The present population of Guyana is racially and ethnically heterogeneous, with ethnic groups originating from India, Africa, Europe, and China, as well as indigenous or aboriginal peoples.
The largest ethnic group are the Indo-Guyanese, the descendants of indentured laborers from India, who make up 39.8% of the population, according to the 2012 census. They are followed by the Afro-Guyanese, the descendants of enslaved laborers from Africa, who constitute 29.3. Guyanese of mixed heritage make up 19.9% while the indigenous peoples (known locally as Amerindians) make up 10.5% The indigenous groups include the Arawaks, the Wai Wai, the Caribs, the Akawaio, the Arecuna, the Patamona, the Wapixana, the Macushi and the Warao. The two largest groups, the Indo-Guyanese and Afro-Guyanese, have experienced some racial tension.
Most Indo-Guyanese are descended from indentured laborers who migrated from North India, especially the Bhojpur and Awadh regions of the Hindi Belt in the present-day states of Uttar Pradesh, Bihar and Jharkhand. A significant minority of Indo-Guyanese are also descended from indentured migrants who came from the South Indian states of Tamil Nadu and Andhra Pradesh.
8.How Many Guyanese Live Overseas?
Overseas Guyanese communities mainly exist in the United States (86,120 Guyanese born), United Kingdom (20,872 Guyanese born), Canada (14,560 Guyanese born), and the Netherlands (328 Guyanese born), although the total populations (i.e. people of Guyanese descent born in that country) are much higher.
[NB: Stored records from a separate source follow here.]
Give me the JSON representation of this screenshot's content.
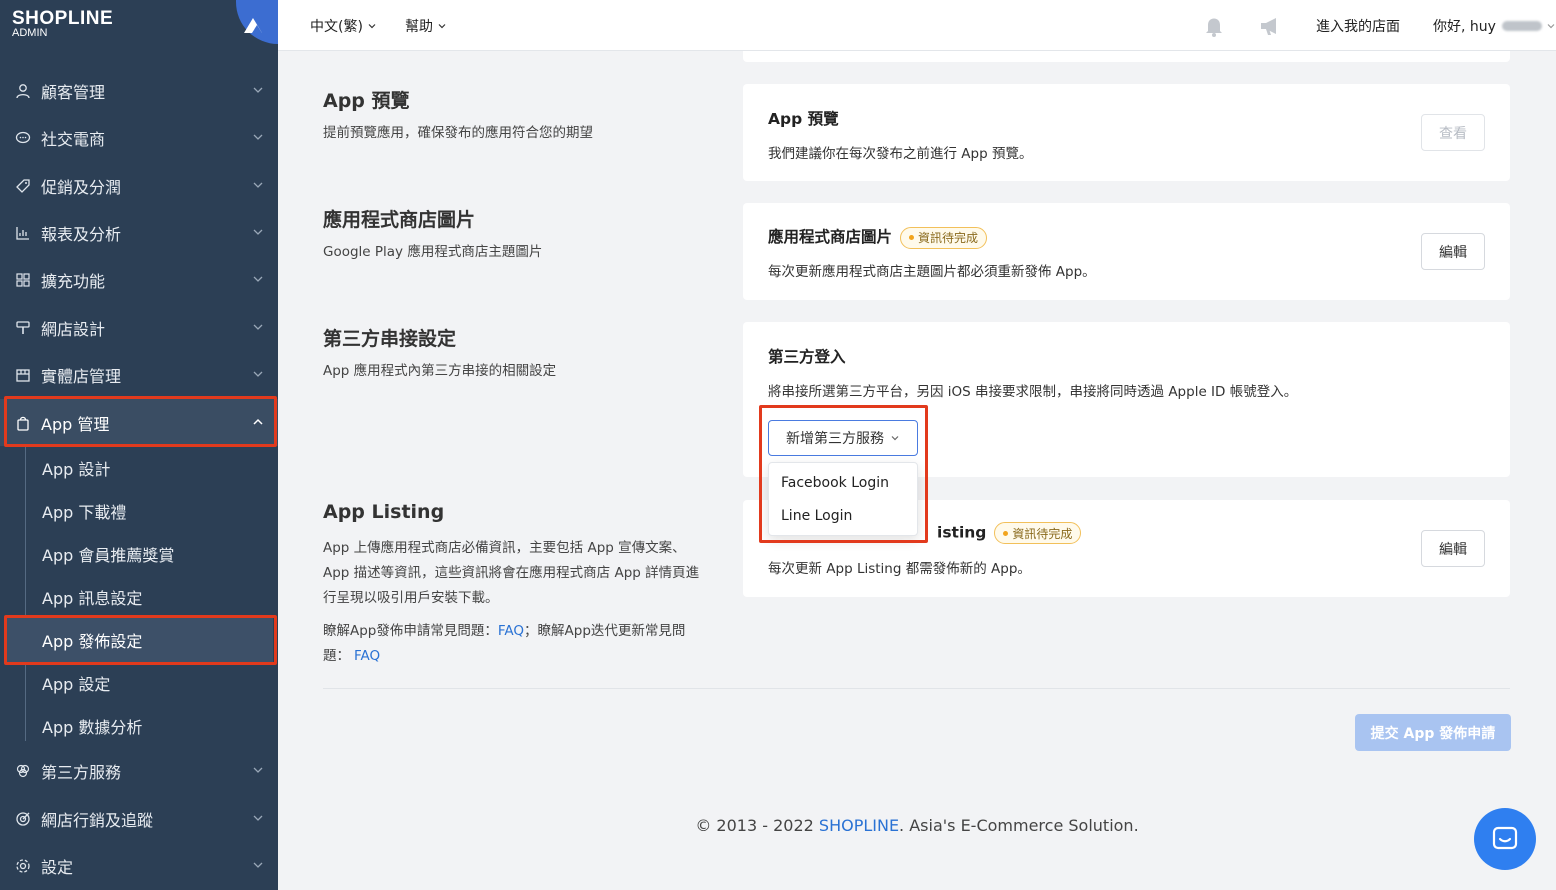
{
  "brand": {
    "logo": "SHOPLINE",
    "sub": "ADMIN"
  },
  "sidebar": {
    "items": [
      {
        "label": "顧客管理",
        "icon": "user-icon"
      },
      {
        "label": "社交電商",
        "icon": "chat-icon"
      },
      {
        "label": "促銷及分潤",
        "icon": "tag-icon"
      },
      {
        "label": "報表及分析",
        "icon": "chart-icon"
      },
      {
        "label": "擴充功能",
        "icon": "grid-icon"
      },
      {
        "label": "網店設計",
        "icon": "paint-icon"
      },
      {
        "label": "實體店管理",
        "icon": "store-icon"
      },
      {
        "label": "App 管理",
        "icon": "bag-icon"
      },
      {
        "label": "第三方服務",
        "icon": "circles-icon"
      },
      {
        "label": "網店行銷及追蹤",
        "icon": "target-icon"
      },
      {
        "label": "設定",
        "icon": "gear-icon"
      }
    ],
    "sub_items": [
      {
        "label": "App 設計"
      },
      {
        "label": "App 下載禮"
      },
      {
        "label": "App 會員推薦獎賞"
      },
      {
        "label": "App 訊息設定"
      },
      {
        "label": "App 發佈設定"
      },
      {
        "label": "App 設定"
      },
      {
        "label": "App 數據分析"
      }
    ]
  },
  "topbar": {
    "language": "中文(繁)",
    "help": "幫助",
    "enter_store": "進入我的店面",
    "greeting": "你好, huy"
  },
  "sections": {
    "preview": {
      "title": "App 預覽",
      "desc": "提前預覽應用，確保發布的應用符合您的期望",
      "card_title": "App 預覽",
      "card_desc": "我們建議你在每次發布之前進行 App 預覽。",
      "button": "查看"
    },
    "store_images": {
      "title": "應用程式商店圖片",
      "desc": "Google Play 應用程式商店主題圖片",
      "card_title": "應用程式商店圖片",
      "badge": "資訊待完成",
      "card_desc": "每次更新應用程式商店主題圖片都必須重新發佈 App。",
      "button": "編輯"
    },
    "third_party": {
      "title": "第三方串接設定",
      "desc": "App 應用程式內第三方串接的相關設定",
      "card_title": "第三方登入",
      "card_desc": "將串接所選第三方平台，另因 iOS 串接要求限制，串接將同時透過 Apple ID 帳號登入。",
      "dropdown": "新增第三方服務",
      "menu": [
        "Facebook Login",
        "Line Login"
      ]
    },
    "listing": {
      "title": "App Listing",
      "desc_lines": [
        "App 上傳應用程式商店必備資訊，主要包括 App 宣傳文案、",
        "App 描述等資訊，這些資訊將會在應用程式商店 App 詳情頁進",
        "行呈現以吸引用戶安裝下載。"
      ],
      "faq_prefix1": "瞭解App發佈申請常見問題：",
      "faq_link1": "FAQ",
      "faq_mid": "；瞭解App迭代更新常見問",
      "faq_prefix2": "題：",
      "faq_link2": "FAQ",
      "card_title_visible": "isting",
      "badge": "資訊待完成",
      "card_desc": "每次更新 App Listing 都需發佈新的 App。",
      "button": "編輯"
    }
  },
  "submit_button": "提交 App 發佈申請",
  "footer": {
    "prefix": "© 2013 - 2022",
    "brand": "SHOPLINE",
    "suffix": ". Asia's E-Commerce Solution."
  },
  "colors": {
    "sidebar_bg": "#2c3f55",
    "accent": "#2a72d4",
    "highlight": "#e23a1d",
    "badge_border": "#f2c05a"
  }
}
9.Did They Find Oil in Guyana?
Guyana has a history of petroleum exploration. Guyana’s offshore Guyana Basin and the inland Takatu Basin have attracted companies such as Shell, Total and Mobil since the 1940s, who completed much geological surveyance of the area and drilled several wells.
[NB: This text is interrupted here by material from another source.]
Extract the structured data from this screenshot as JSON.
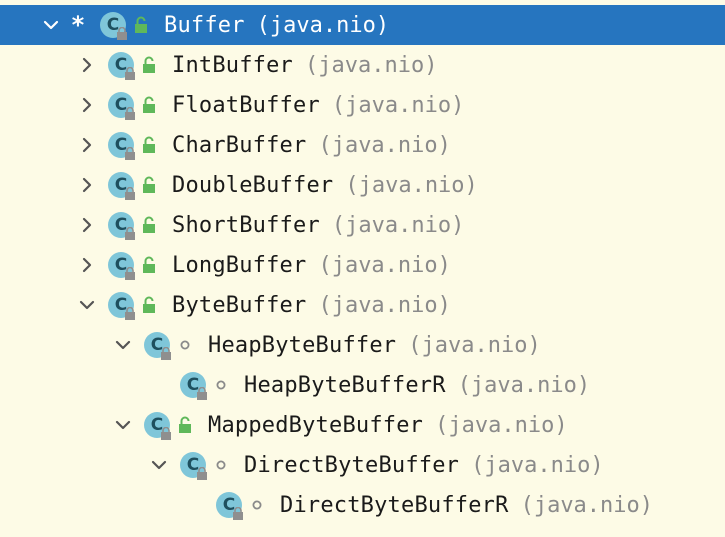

Guyana gained attention in the world in May 2015 when ExxonMobil announced the discovery of more than 90 metres of high-quality, oil-bearing sandstone reservoirs about 200 km off its coastline . The Liza-1 well was drilled to 5,433 metres in 1,742 metres of water, and was the first well on the Stabroek block, which is 26,800 square kilometres in size. The well may start producing by the end of the decade, could potentially produce 700 million barrels of oil equivalent — that would make it worth $40 billion at today’s international crude price. The discovery could be significant for Guyana, which currently does not produce any oil and could use the economic boost.
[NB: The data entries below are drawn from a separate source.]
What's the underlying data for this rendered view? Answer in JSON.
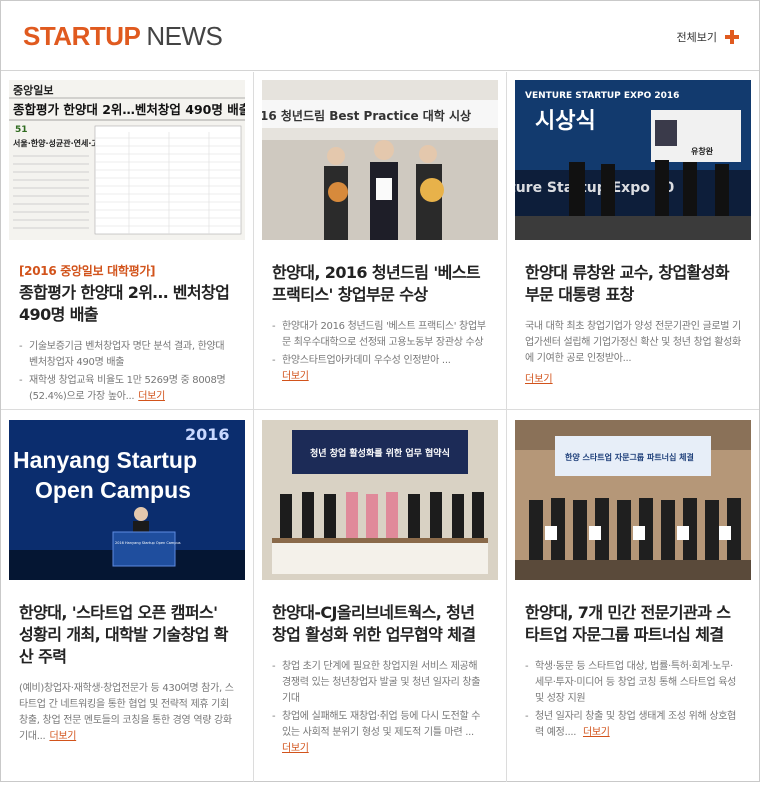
{
  "header": {
    "title_accent": "STARTUP",
    "title_rest": "NEWS",
    "more_label": "전체보기"
  },
  "colors": {
    "accent": "#e05a1f",
    "link": "#d2531b"
  },
  "news": [
    {
      "thumb_text": {
        "masthead": "중앙일보",
        "headline": "종합평가 한양대 2위…벤처창업 490명 배출",
        "subhead": "서울·한양·성균관·연세·고려 순",
        "badge": "51"
      },
      "tag": "[2016 중앙일보 대학평가]",
      "title": "종합평가 한양대 2위… 벤처창업 490명 배출",
      "bullets": [
        "기술보증기금 벤처창업자 명단 분석 결과, 한양대 벤처창업자 490명 배출",
        "재학생 창업교육 비율도 1만 5269명 중 8008명(52.4%)으로 가장 높아..."
      ],
      "more": "더보기"
    },
    {
      "thumb_text": {
        "banner": "16 청년드림 Best Practice 대학 시상"
      },
      "title": "한양대, 2016 청년드림 '베스트 프랙티스' 창업부문 수상",
      "bullets": [
        "한양대가 2016 청년드림 '베스트 프랙티스' 창업부문 최우수대학으로 선정돼 고용노동부 장관상 수상",
        "한양스타트업아카데미 우수성 인정받아 ..."
      ],
      "more": "더보기"
    },
    {
      "thumb_text": {
        "banner_top": "VENTURE STARTUP EXPO 2016",
        "banner_main": "시상식",
        "banner_side": "ture Startup Expo 20",
        "name_card": "유창완"
      },
      "title": "한양대 류창완 교수, 창업활성화 부문 대통령 표창",
      "paragraph": "국내 대학 최초 창업기업가 양성 전문기관인 글로벌 기업가센터 설립해 기업가정신 확산 및 청년 창업 활성화에 기여한 공로 인정받아...",
      "more": "더보기"
    },
    {
      "thumb_text": {
        "year": "2016",
        "line1": "Hanyang Startup",
        "line2": "Open Campus",
        "podium": "2016 Hanyang Startup Open Campus"
      },
      "title": "한양대, '스타트업 오픈 캠퍼스' 성황리 개최, 대학발 기술창업 확산 주력",
      "paragraph": "(예비)창업자·재학생·창업전문가 등 430여명 참가, 스타트업 간 네트워킹을 통한 협업 및 전략적 제휴 기회 창출, 창업 전문 멘토들의 코칭을 통한 경영 역량 강화 기대...",
      "more": "더보기"
    },
    {
      "thumb_text": {
        "banner": "청년 창업 활성화를 위한 업무 협약식"
      },
      "title": "한양대-CJ올리브네트웍스, 청년 창업 활성화 위한 업무협약 체결",
      "bullets": [
        "창업 초기 단계에 필요한 창업지원 서비스 제공해 경쟁력 있는 청년창업자 발굴 및 청년 일자리 창출 기대",
        "창업에 실패해도 재창업·취업 등에 다시 도전할 수 있는 사회적 분위기 형성 및 제도적 기틀 마련 ..."
      ],
      "more": "더보기"
    },
    {
      "thumb_text": {
        "banner": "한양 스타트업 자문그룹 파트너십 체결"
      },
      "title": "한양대, 7개 민간 전문기관과 스타트업 자문그룹 파트너십 체결",
      "bullets": [
        "학생·동문 등 스타트업 대상, 법률·특허·회계·노무·세무·투자·미디어 등 창업 코칭 통해 스타트업 육성 및 성장 지원",
        "청년 일자리 창출 및 창업 생태계 조성 위해 상호협력 예정.... "
      ],
      "more": "더보기"
    }
  ]
}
10.Which country did the indentured workers who migrated to Guyana come from?
For over three-quarters of a century (1838-1917), Indian indentured labourers were imported from the sub-continent of India to the West Indian colonies, ostensibly to fill the void created as a result of the mass exodus of ex-slaves from plantation labour following the abolition of the despicable system of slavery, and more so the premature termination of the apprenticeship scheme in 1838.
Guyana was the recipient of 238,909 East Indian immigrants up to the termination of the system in 1917.